Siracusa, Il Giaracà nega l’aula all’Archia: tutto da rifare

Siracusa, Il Giaracà nega l'aula all'Archia: tutto da rifare

Il Consiglio di Istituto del X Comprensivo “Giaraca” rigetta l’istanza presentata dalla Dirigente del XI Comprensivo “Archia” per poter usufruire di un’aula da mettere a disposizione della II E per l’anno scolastico in corso.
“Nella struttura di Via Asbesta – si legge nella nota – coesistono 3 Istituzioni Scolastiche (Giaraca’, Martoglio ed Archia) tutte assegnatarie, e nessuna “ospite”, di una parte di edificio. Ognuna con una propria autonomia, indipendenza e gestione.
Ogni Istituto ha una sua capienza massima, ha un numero di aule stabilito. Nessun Istituto – continua la nota – può quindi accogliere alunni in misura superiore alla propria capacità ricettiva, soprattutto per problemi di sicurezza. e per questo il Giaracà ha rigettato le istanze di iscrizioni pervenute nei 3 segmenti di scuola. Ci è stata chiesta la cessione di un laboratorio, quello d’arte, che in base al PTOF adottato dal nostro Istituto è utilizzato in una logica di pertinente e costante fruizione.
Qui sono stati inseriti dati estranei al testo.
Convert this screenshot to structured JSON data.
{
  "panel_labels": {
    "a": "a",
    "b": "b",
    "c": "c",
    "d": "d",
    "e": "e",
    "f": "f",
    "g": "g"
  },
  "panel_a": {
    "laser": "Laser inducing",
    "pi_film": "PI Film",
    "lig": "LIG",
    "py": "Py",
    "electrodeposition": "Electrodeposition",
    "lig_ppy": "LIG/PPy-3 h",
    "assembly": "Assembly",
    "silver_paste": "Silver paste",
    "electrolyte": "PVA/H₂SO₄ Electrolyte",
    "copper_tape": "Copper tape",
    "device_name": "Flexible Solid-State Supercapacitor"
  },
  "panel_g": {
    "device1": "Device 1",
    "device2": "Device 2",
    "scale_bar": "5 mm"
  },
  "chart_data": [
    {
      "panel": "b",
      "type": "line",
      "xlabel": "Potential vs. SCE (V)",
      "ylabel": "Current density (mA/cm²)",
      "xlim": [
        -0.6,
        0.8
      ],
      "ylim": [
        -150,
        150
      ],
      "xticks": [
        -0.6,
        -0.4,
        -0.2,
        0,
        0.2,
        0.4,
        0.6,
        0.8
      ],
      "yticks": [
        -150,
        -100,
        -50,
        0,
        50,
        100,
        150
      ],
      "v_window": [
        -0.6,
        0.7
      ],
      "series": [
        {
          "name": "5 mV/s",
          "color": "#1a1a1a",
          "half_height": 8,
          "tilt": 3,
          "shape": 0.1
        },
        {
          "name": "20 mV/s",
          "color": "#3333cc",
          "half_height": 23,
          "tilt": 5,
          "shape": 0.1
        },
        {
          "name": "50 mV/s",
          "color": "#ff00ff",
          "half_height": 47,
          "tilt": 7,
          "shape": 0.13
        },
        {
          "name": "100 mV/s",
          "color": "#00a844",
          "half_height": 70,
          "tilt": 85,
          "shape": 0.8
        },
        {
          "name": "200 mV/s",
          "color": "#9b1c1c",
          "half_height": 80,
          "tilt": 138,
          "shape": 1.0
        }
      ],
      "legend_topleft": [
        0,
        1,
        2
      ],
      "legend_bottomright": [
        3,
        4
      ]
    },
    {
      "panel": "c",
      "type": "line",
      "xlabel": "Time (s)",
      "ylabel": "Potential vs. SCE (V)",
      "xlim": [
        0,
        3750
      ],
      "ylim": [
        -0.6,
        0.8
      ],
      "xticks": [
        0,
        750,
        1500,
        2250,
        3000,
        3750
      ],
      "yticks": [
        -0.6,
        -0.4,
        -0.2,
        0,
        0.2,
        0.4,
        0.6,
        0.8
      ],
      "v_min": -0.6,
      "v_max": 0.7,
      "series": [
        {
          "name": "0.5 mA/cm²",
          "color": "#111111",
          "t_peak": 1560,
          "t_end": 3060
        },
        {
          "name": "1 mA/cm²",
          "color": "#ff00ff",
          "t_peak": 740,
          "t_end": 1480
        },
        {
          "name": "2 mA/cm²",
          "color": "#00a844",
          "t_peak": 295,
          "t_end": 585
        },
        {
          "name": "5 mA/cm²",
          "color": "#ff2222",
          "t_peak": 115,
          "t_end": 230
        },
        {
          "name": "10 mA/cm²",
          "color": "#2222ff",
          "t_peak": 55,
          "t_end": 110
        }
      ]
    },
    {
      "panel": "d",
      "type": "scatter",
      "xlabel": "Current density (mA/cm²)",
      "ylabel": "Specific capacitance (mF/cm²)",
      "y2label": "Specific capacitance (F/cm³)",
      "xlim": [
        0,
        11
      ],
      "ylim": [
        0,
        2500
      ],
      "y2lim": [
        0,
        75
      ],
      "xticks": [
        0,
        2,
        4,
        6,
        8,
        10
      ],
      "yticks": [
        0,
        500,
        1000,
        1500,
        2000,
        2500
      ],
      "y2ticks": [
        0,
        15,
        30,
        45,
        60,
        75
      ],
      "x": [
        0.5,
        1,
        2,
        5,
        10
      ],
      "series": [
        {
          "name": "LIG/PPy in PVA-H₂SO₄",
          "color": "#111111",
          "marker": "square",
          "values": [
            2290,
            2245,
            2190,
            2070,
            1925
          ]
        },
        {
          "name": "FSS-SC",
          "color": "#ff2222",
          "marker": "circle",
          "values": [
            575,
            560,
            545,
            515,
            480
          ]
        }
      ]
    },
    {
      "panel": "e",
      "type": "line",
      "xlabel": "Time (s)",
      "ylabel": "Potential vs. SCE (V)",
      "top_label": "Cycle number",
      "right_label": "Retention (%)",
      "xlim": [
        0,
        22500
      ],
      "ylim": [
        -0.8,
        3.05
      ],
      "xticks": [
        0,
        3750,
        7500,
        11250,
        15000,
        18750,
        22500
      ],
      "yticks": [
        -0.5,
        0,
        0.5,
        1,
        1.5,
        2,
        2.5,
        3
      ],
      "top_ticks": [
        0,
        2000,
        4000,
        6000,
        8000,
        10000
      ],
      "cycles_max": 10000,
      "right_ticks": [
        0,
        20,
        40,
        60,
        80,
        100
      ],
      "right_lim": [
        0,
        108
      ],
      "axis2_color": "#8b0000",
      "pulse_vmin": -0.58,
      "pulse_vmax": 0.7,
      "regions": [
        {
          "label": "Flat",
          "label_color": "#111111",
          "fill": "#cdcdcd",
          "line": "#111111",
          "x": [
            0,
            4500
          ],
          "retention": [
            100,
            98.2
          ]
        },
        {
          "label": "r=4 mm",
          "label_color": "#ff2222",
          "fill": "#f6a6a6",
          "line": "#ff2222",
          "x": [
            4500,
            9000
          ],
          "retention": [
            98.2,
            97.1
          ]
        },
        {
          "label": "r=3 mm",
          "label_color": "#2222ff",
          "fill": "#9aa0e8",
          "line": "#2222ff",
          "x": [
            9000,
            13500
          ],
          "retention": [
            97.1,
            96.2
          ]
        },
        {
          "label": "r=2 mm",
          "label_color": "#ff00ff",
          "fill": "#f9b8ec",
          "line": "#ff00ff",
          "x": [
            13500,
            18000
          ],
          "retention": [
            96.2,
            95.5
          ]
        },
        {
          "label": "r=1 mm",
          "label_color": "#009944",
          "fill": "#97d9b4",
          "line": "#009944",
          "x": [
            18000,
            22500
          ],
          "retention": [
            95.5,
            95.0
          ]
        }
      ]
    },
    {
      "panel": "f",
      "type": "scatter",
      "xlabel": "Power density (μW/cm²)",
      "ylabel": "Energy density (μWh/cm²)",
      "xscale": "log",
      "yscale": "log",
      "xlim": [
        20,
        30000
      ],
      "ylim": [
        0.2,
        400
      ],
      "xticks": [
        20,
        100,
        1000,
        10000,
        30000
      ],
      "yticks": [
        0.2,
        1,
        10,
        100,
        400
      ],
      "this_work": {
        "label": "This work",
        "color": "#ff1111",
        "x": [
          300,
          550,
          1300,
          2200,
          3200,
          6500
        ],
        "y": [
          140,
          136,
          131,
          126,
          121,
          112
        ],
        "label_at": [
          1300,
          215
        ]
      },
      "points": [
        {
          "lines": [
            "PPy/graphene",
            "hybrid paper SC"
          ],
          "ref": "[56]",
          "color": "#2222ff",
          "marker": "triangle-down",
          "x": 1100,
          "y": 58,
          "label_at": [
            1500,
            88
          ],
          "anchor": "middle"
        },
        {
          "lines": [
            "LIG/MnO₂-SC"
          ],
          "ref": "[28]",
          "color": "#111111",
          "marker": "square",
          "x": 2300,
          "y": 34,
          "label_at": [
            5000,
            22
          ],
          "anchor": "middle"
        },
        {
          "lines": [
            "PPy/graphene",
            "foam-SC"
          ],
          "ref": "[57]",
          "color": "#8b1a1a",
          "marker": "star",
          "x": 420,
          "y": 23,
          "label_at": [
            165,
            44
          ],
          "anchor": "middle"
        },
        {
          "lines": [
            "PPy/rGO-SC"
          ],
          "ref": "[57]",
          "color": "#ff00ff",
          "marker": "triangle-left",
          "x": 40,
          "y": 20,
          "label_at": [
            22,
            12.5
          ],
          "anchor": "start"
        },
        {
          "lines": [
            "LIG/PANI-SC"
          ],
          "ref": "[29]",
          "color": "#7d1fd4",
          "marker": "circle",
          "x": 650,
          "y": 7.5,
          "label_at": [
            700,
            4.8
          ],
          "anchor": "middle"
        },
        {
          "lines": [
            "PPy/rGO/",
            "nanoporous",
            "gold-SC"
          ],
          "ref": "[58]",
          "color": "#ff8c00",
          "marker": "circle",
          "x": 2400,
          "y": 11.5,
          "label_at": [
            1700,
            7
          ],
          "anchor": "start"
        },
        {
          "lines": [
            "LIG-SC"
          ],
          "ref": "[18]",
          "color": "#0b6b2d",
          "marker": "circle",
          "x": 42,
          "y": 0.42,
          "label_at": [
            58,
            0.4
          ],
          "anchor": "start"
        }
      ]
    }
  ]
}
Si ritiene peraltro inaccettabile, sul piano educativo, la cessione di un’aula ad un’altra Istituzione scolastica che ha accolto un numero di iscrizioni superiore agli spazi effettivamente disponibili. Un Istituto non può’ pagare lo scotto del surplus di alunni di un altro Istituto.
Nell’anno scolastico 2006 l’Istituto Giaraca’ concesse, “soltanto per un anno”, un’ aula al pian terreno di Via Asbesta, ad oggi ancora utilizzata dall’Istituto Archia, quale aula docenti. Proprio questa – conclude – potrebbe essere utilizzata per ospitare la classe. In ogni caso cedere un’aula significherebbe dare inizio ad un circolo vizioso in cui ciascun Istituto potrebbe accettare tutte le iscrizioni ricevute senza tener conto dei propri limiti e spazi di ricezione”.
Indice puntato dunque da parte del Giaracà contro la dirigenza dell’Archia che avrebbe accettato più iscrizioni in barba alle norme.
Informata proprio da noi, l’assessore Roberta Boscarino si è detta dispiaciuta per la risposta negativa: “Il mio interesse primario è quello di tutelare i bambini. In considerazione della risposta negativa – ci ha riferito – adesso dovrà essere la dirigente dell’Archia a trovare una soluzione interna, in caso contrario, in attesa del completamento della scuola di via Calatabiano, noi possiamo mettere a disposizione un’aula in un’altra scuola”.